News ID: 302119
Published: 0145 GMT April 13, 2021

Europe’s COVID-19 death toll surpasses one million

Europe’s COVID-19 death toll surpasses one million

Medical workers work in the intensive care unit where patients suffering from COVID-19 are treated at the Saint-Pierre clinic in Ottignies, Belgium, on April 7, 2021.

Europe passed the grim milestone of one million coronavirus deaths on Monday, as the World Health Organization warned that infections are rising exponentially despite widespread efforts aimed at stopping them.

The death toll across Europe’s 52 countries, compiled by AFP from official sources, totaled at least 1,000,288.

“We are in a critical point of the pandemic right now,” said Maria van Kerkhove, the WHO’s technical lead on COVID-19.

“The trajectory of this pandemic is growing... exponentially. This is not the situation we want to be in 16 months into a pandemic, when we have proven control measures,” she told reporters.

The coronavirus has already killed more than 2.9 million people and infected nearly 136 million across the world.

Italy has also been one of Europe’s hardest-hit countries and, on Monday, Rome saw the latest in a series of anti-lockdown demonstrations, with several hundred people turning out in protest against weeks of restaurant closures.

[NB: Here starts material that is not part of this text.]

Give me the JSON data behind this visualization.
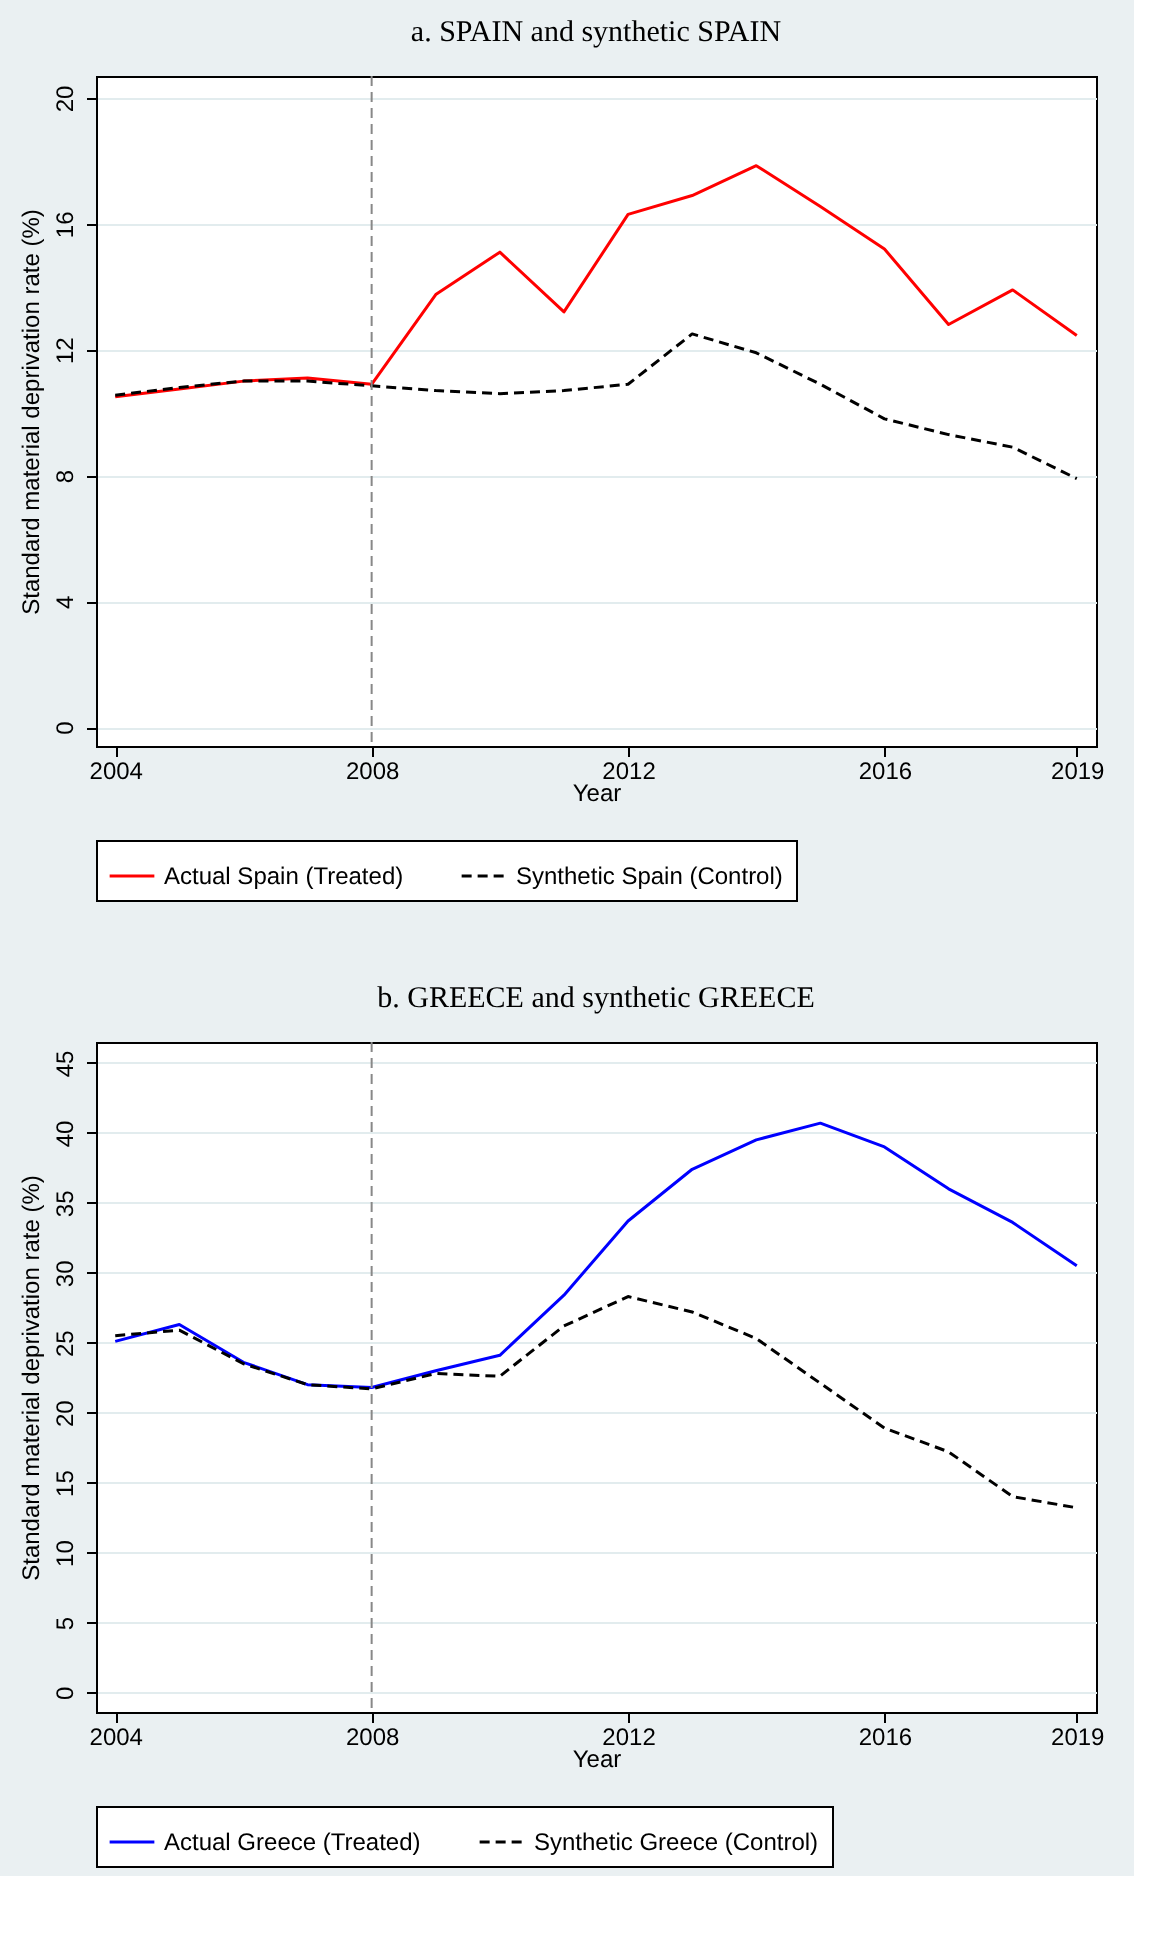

In France, now the European country with the most infections, an expansion of the vaccine rollout has buoyed optimism among lockdown-weary residents. Everyone aged over 55 years is now eligible for a COVID vaccination.

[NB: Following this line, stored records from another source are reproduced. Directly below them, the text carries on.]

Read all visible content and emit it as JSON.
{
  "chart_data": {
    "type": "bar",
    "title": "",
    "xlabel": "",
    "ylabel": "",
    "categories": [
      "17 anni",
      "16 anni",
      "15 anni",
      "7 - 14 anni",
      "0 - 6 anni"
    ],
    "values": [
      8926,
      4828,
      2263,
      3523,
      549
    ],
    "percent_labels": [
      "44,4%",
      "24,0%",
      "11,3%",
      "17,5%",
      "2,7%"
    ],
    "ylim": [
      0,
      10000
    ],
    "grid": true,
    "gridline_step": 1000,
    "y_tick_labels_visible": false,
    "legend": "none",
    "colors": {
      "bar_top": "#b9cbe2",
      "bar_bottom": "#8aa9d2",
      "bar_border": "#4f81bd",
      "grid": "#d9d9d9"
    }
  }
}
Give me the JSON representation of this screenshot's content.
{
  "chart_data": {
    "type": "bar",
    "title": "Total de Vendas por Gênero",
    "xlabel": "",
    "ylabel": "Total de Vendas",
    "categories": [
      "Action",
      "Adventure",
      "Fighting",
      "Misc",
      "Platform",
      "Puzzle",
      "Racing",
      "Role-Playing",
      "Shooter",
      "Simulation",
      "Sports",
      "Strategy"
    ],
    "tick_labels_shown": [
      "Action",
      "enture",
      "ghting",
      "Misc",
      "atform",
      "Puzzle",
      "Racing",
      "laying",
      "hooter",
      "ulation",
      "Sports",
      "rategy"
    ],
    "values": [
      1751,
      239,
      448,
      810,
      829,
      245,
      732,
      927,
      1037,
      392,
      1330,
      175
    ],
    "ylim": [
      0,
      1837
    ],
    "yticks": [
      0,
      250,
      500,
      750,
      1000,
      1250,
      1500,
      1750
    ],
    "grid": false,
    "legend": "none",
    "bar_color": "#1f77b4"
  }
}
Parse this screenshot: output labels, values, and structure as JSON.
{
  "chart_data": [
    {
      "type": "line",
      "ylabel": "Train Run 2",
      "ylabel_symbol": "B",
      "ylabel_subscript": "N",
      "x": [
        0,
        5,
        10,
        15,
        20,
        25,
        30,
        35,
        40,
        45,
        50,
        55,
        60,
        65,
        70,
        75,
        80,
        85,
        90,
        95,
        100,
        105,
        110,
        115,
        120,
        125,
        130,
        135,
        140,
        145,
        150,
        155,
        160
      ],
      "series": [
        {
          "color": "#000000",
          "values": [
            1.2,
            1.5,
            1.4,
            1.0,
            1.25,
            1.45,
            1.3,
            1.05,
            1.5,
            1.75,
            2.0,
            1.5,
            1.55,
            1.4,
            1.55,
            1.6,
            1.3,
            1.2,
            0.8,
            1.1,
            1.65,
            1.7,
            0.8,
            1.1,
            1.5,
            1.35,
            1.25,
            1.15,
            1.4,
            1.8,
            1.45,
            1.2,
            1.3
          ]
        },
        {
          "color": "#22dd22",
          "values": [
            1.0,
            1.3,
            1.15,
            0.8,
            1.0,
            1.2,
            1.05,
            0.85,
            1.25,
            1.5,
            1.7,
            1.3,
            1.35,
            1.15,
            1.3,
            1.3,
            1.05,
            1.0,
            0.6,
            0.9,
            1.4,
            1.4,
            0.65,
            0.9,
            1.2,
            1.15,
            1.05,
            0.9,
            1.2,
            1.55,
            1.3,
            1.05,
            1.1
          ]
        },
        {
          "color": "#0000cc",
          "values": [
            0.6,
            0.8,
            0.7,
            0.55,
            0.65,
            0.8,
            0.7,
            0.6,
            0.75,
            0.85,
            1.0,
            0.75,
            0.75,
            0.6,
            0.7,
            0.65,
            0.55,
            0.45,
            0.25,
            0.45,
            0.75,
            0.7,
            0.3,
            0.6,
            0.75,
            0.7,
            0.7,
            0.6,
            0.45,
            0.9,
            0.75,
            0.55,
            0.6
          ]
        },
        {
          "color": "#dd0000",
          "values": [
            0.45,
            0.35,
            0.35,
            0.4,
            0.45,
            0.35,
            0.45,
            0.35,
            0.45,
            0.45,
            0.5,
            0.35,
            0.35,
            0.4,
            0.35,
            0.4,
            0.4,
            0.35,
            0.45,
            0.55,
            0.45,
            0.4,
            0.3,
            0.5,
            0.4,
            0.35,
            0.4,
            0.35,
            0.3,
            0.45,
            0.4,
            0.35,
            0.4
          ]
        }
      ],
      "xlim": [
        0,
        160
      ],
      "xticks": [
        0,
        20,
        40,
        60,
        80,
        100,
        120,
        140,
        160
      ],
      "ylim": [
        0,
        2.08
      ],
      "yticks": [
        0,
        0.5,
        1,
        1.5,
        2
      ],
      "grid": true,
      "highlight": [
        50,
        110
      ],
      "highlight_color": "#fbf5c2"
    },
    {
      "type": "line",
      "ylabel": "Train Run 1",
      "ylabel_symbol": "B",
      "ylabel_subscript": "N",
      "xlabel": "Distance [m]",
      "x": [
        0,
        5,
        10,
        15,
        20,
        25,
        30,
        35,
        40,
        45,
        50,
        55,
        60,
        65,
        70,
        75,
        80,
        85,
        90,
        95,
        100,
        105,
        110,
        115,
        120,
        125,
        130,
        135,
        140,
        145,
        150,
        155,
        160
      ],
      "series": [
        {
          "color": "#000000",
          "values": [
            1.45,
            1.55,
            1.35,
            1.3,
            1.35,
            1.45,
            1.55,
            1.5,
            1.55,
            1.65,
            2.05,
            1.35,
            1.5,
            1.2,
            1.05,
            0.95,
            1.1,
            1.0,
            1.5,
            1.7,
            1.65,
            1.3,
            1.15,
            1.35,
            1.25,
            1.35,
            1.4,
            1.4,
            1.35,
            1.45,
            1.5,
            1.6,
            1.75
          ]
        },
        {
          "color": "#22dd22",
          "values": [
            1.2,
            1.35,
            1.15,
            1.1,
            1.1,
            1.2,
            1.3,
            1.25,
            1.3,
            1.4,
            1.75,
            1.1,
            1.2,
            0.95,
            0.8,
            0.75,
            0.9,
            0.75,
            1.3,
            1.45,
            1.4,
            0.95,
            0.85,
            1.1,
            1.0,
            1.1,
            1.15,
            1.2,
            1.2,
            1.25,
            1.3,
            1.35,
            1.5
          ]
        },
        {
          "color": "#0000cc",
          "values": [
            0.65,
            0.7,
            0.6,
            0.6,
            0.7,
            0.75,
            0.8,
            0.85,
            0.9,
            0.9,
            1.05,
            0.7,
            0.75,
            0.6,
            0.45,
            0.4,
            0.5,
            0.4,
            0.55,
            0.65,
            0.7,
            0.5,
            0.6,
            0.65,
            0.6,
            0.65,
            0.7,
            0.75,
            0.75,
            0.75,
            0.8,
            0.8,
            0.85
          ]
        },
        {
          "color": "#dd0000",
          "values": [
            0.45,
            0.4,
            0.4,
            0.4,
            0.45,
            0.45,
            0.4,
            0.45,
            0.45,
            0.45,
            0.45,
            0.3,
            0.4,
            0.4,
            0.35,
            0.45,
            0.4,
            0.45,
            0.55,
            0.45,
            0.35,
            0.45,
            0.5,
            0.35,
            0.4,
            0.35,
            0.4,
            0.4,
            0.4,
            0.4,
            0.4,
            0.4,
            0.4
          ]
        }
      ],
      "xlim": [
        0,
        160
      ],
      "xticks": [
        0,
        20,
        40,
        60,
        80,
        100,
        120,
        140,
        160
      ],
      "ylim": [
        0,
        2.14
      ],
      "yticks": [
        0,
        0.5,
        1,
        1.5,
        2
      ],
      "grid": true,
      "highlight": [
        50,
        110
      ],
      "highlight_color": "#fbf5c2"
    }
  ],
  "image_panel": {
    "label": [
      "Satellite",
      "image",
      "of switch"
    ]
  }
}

But despite the somber news in Europe – the world’s worst-hit region – Britain eased curbs for the first time in months on Monday, allowing Britons to enjoy a taste of freedom with a pint and a haircut.

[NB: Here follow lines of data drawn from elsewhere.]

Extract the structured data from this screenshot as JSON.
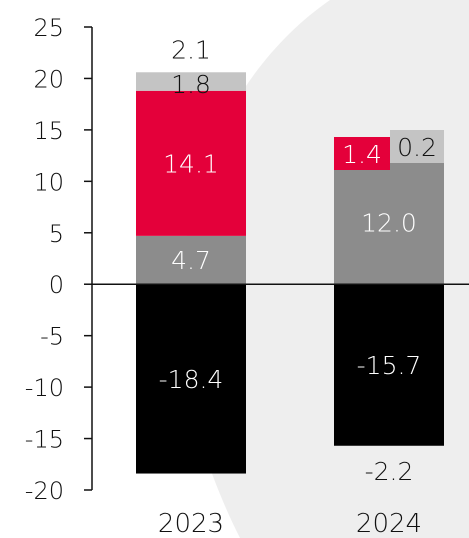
{
  "chart_data": {
    "type": "bar",
    "stacked": true,
    "categories": [
      "2023",
      "2024"
    ],
    "ylim": [
      -20,
      25
    ],
    "yticks": [
      25,
      20,
      15,
      10,
      5,
      0,
      -5,
      -10,
      -15,
      -20
    ],
    "grid": false,
    "legend": "none",
    "series": [
      {
        "values": [
          4.7,
          12.0
        ],
        "labels": [
          "4.7",
          "12.0"
        ],
        "color": "#8c8c8c",
        "label_color": "#ffffff"
      },
      {
        "values": [
          14.1,
          1.4
        ],
        "labels": [
          "14.1",
          "1.4"
        ],
        "color": "#e4003a",
        "label_color": "#ffffff"
      },
      {
        "values": [
          1.8,
          0.2
        ],
        "labels": [
          "1.8",
          "0.2"
        ],
        "color": "#c4c4c4",
        "label_color": "#111111"
      },
      {
        "values": [
          -18.4,
          -15.7
        ],
        "labels": [
          "-18.4",
          "-15.7"
        ],
        "color": "#000000",
        "label_color": "#ffffff"
      }
    ],
    "annotations": [
      {
        "category": "2023",
        "text": "2.1",
        "position": "above"
      },
      {
        "category": "2024",
        "text": "-2.2",
        "position": "below"
      }
    ],
    "colors": {
      "background": "#ffffff",
      "axis": "#111111",
      "swoosh": "#eeeeee"
    }
  }
}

England’s hairdressers, indoor gyms and swimming pools also got the green light to reopen.

Once the worst-affected country in Europe, Britain launched a successful vaccination campaign coupled with lockdown measures that cut deaths by 95 percent and cases by 90 percent from January.

The changes illustrate how fast-vaccinating countries are leaving other – mostly poorer – nations behind.

In South Africa, the president called for African-made vaccines as the continent lags behind, struggling with inadequate supplies as well as a lack of financing and logistical problems.

“Africa needs to harness its own continental capabilities and identify opportunities for collaboration,” Cyril Ramaphosa said.

Ramaphosa suggested India or Brazil could help after successfully developing their own generic pharmaceutical industries.

But both giants are battling severe COVID outbreaks, with India overtaking Brazil on Monday as the country with the second-highest number of infections after logging more than 168,000 new cases in a day.

Experts have warned that huge, mostly maskless crowds at political rallies and religious festivals have fueled India’s caseload.

In the Himalayan city Haridwar, maskless Hindu pilgrims on Monday squeezed shoulder-to-shoulder on the banks of the Ganges River for a dip during the Kumbh Mela ritual.

Several Indian regions have tightened their coronavirus measures, with Maharashtra – India’s wealthiest state and current epicenter of its epidemic – imposing a weekend lockdown and night curfew.

Neighboring Bangladesh has announced it will virtually seal itself off, shutting down both international and domestic transport starting Wednesday while shutting offices in an attempt to staunch its own spiraling outbreak.